I created MLP with Google TensorFlow . The network works, but for some reason refuses to study properly. It always converges to an output of almost 1.0 no matter what the input actually is.
full code can be seen here .
Any ideas?
Input and output (batch size 4) is as follows:
input_data = [[0., 0.], [0., 1.], [1., 0.], [1., 1.]] # XOR input output_data = [[0.], [1.], [1.], [0.]] # XOR output n_input = tf.placeholder(tf.float32, shape=[None, 2], name="n_input") n_output = tf.placeholder(tf.float32, shape=[None, 1], name="n_output")
Hidden Layer Configuration :
# hidden layer bias neuron b_hidden = tf.Variable(0.1, name="hidden_bias")
Output Level Configuration :
W_output = tf.Variable(tf.random_uniform([hidden_nodes, 1], -1.0, 1.0), name="output_weights")
My teaching methods are as follows:
loss = tf.reduce_mean(cross_entropy)
I tried both settings for cross entropy :
cross_entropy = -tf.reduce_sum(n_output * tf.log(output))
and
cross_entropy = tf.nn.sigmoid_cross_entropy_with_logits(n_output, output)
where n_output is the original result, as described in output_data and output predicted / calculated value of my network.
Learning within the cycle (for n eras) is as follows:
cvalues = sess.run([train, loss, W_hidden, b_hidden, W_output], feed_dict={n_input: input_data, n_output: output_data})
I save the result to the values ββfor debug printing loss , W_hidden , ...

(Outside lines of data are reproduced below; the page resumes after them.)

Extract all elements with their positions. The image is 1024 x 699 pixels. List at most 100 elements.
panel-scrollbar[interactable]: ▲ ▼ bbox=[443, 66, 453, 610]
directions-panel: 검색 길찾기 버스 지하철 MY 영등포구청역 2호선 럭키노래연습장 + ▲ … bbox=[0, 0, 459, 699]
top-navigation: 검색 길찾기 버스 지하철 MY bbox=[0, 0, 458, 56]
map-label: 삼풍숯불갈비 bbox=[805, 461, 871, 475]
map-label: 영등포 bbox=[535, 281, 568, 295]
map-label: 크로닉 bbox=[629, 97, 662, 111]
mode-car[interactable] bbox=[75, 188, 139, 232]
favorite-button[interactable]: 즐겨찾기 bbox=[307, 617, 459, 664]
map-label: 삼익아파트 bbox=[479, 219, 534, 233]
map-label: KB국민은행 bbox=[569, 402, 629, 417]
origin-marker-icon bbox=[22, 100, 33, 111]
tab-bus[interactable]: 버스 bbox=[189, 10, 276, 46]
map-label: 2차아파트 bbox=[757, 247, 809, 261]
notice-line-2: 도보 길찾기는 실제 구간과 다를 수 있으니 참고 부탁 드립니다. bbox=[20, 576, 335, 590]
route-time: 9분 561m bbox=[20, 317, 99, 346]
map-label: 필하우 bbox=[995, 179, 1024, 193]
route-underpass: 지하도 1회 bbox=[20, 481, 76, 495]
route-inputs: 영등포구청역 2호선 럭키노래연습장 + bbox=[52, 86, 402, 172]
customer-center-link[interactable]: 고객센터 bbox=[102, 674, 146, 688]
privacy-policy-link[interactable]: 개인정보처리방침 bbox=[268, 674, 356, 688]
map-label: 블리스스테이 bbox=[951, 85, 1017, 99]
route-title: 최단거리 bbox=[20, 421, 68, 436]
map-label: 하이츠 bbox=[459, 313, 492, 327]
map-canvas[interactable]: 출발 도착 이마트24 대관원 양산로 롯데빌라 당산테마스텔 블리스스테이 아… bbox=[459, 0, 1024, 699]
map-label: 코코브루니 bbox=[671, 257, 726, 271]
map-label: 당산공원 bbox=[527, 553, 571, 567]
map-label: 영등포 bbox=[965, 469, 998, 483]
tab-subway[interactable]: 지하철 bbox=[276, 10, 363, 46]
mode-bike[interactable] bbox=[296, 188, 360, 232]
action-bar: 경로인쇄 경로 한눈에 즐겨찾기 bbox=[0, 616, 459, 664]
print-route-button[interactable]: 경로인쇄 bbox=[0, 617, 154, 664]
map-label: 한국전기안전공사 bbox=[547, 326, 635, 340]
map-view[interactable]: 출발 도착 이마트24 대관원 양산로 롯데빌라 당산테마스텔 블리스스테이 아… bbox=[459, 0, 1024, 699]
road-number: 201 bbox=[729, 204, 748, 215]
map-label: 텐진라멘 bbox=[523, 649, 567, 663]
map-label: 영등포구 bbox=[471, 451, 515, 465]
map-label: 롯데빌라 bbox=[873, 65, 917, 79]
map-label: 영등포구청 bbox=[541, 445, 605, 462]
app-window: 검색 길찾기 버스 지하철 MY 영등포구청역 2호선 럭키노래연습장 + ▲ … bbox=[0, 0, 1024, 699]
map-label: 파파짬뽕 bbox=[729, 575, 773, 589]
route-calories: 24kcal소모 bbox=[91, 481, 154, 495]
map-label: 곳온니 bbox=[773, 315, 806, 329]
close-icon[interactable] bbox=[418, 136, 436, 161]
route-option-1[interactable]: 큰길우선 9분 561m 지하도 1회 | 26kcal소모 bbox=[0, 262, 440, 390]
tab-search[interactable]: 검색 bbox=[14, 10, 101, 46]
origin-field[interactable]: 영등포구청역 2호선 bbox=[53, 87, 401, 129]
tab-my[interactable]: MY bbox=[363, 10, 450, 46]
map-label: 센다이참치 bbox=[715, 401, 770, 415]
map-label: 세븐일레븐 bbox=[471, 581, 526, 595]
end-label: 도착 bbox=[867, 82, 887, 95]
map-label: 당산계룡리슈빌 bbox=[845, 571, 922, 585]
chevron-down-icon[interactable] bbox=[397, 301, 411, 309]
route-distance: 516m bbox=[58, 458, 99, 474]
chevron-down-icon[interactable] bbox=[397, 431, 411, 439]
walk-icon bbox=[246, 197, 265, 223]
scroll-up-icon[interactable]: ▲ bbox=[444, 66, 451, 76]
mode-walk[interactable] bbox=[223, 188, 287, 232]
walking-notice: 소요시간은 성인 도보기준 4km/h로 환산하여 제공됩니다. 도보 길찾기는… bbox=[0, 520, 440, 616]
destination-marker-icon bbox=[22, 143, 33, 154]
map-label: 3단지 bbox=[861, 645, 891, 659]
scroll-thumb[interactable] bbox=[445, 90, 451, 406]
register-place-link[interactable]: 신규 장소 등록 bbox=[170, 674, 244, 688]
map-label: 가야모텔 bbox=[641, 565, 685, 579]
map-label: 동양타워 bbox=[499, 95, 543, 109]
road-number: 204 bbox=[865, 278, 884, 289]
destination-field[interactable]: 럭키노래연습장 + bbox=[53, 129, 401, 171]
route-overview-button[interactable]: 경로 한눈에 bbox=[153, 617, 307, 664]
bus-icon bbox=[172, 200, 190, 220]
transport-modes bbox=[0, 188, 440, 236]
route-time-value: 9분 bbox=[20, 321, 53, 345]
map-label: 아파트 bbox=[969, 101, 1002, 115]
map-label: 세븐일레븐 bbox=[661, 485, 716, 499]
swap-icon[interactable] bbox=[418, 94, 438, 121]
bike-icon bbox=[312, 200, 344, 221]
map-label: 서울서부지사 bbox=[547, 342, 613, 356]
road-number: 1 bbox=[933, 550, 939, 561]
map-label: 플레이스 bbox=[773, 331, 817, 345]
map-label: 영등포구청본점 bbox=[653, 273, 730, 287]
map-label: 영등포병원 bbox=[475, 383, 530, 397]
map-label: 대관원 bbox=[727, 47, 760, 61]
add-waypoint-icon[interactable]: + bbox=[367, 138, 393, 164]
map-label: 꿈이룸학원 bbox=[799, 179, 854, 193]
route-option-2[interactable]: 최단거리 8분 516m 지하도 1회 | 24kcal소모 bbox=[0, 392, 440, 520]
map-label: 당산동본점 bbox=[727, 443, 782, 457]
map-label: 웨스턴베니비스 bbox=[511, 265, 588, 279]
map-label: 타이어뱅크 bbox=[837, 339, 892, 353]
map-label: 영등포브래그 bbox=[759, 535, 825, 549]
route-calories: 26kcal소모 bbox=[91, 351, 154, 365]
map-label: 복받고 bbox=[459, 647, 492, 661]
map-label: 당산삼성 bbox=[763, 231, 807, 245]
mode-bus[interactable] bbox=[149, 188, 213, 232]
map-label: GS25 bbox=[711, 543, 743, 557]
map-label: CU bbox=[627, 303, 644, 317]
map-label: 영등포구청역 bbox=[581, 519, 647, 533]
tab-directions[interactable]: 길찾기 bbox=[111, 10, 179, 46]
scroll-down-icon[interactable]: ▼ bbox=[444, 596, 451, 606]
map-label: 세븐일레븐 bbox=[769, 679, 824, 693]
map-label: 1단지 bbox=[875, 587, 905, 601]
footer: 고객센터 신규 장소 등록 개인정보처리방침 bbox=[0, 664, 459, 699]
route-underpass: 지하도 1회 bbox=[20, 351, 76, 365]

No matter what I tried, when I test my network, trying to verify the result, it always produces something like this:
(...) step: 2000 loss: 0.0137040186673 b_hidden: 1.3272010088 W_hidden: [[ 0.23195425 0.53248233 -0.21644847 -0.54775208 0.52298909] [ 0.73933059 0.51440752 -0.08397482 -0.62724304 -0.53347367]] W_output: [[ 1.65939867] [ 0.78912479] [ 1.4831928 ] [ 1.28612828] [ 1.12486529]] (--- finished with 2000 epochs ---) (Test input for validation:) input: [0.0, 0.0] | output: [[ 0.99339396]] input: [0.0, 1.0] | output: [[ 0.99289012]] input: [1.0, 0.0] | output: [[ 0.99346077]] input: [1.0, 1.0] | output: [[ 0.99261558]]
Thus, it does not study correctly, but always converges to almost 1.0 no matter what input is served.